Audi A6 Hybrid review
* Petrol-electric hybrid exec * Price: 38,000 (est) * On sale: mid-2012...
What is it?The A6 Hybrid uses a 2.0-litre TFSI petrol engine mated to an electric motor. Its the same drivetrain used in the Q5 hybrid (a model not sold in the UK).
The result, says Audi, is a car that combines the performance of a V6 with the economy of a four-cylinder model.
According to the company, it can drive almost two miles on electric power alone and hit 60mph in 7.3 seconds, as well as averaging 44.1mpg and emitting 146g/km of CO2.
What's it like to drive? From behind the wheel, the first thing you notice is that the dials are very different from those on a regular Audi A6 saloon. In place of the rev counter, for instance, is a green-edged dial that keeps you up to date with what the hybrid system is up to: whether the battery is being charged and so on.
In most respects, though, the hybrid feels much like the standard A6. It certainly performs well enough, with the electric motor adding useful punch to the engine when you need full power. When you're trundling around town, it works equally smoothly in all-electric mode.
As with any hybrid, if you're not used to such a system, it needs a small leap of faith to press the throttle and expect forward motion when the engine isn't running. However, if you keep the faith, it's simplicity itself to drive.
Last, but not least, whichever of the three operating modes (EV, D or Sport) you're in, the car switches almost imperceptibly between the various power sources.

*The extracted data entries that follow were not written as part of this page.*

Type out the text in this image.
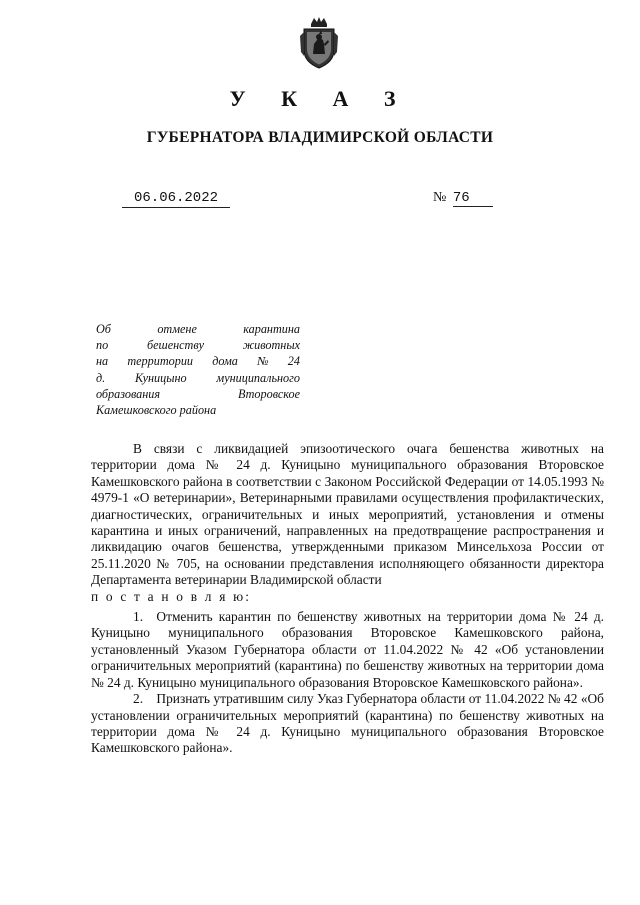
У К А З
ГУБЕРНАТОРА ВЛАДИМИРСКОЙ ОБЛАСТИ
06.06.2022	№ 76
Об	отмене	карантина
по	бешенству	животных
на территории дома № 24
д. Куницыно муниципального
образования	Второвское
Камешковского района

В связи с ликвидацией эпизоотического очага бешенства животных на территории дома № 24 д. Куницыно муниципального образования Второвское Камешковского района в соответствии с Законом Российской Федерации от 14.05.1993 № 4979-1 «О ветеринарии», Ветеринарными правилами осуществления профилактических, диагностических, ограничительных и иных мероприятий, установления и отмены карантина и иных ограничений, направленных на предотвращение распространения и ликвидацию очагов бешенства, утвержденными приказом Минсельхоза России от 25.11.2020 № 705, на основании представления исполняющего обязанности директора Департамента ветеринарии Владимирской области

п о с т а н о в л я ю:

1. Отменить карантин по бешенству животных на территории дома № 24 д. Куницыно муниципального образования Второвское Камешковского района, установленный Указом Губернатора области от 11.04.2022 № 42 «Об установлении ограничительных мероприятий (карантина) по бешенству животных на территории дома № 24 д. Куницыно муниципального образования Второвское Камешковского района».

2. Признать утратившим силу Указ Губернатора области от 11.04.2022 № 42 «Об установлении ограничительных мероприятий (карантина) по бешенству животных на территории дома № 24 д. Куницыно муниципального образования Второвское Камешковского района».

Likewise, in our brief drive, there seemed to be no major differences between the handling of the hybrid and regular A6. It handled well enough and had decent grip.
The only real difference was the regenerative brakes, which require some getting used to, and can cause the odd heart-stopping moment when the expected stopping power doesn't materialise.
What's it like inside? Other than the dials, the hybrid is identical inside to any other A6. That means a spacious and comfortable cabin, with quality and build that are the envy of pretty much every other car maker.
The only real difference is in the boot capacity, because all the electric motor's gubbins are housed under the boot floor and significantly eat into the space which is cut to just 375 litres from the regular model's 530.
Should I buy one? Much will depend on the price of the car and that is a long way from being confirmed but even so, it looks hard to argue a case for the hybrid.
For all its space, build quality and superb engineering, it will be hard to make the sums add up. Its 44.1mpg isn't all that impressive when the existing A6 2.0 TDI averages well over 55mpg, performs perfectly adequately and perhaps most crucially looks like it will be considerably cheaper to buy in the first place.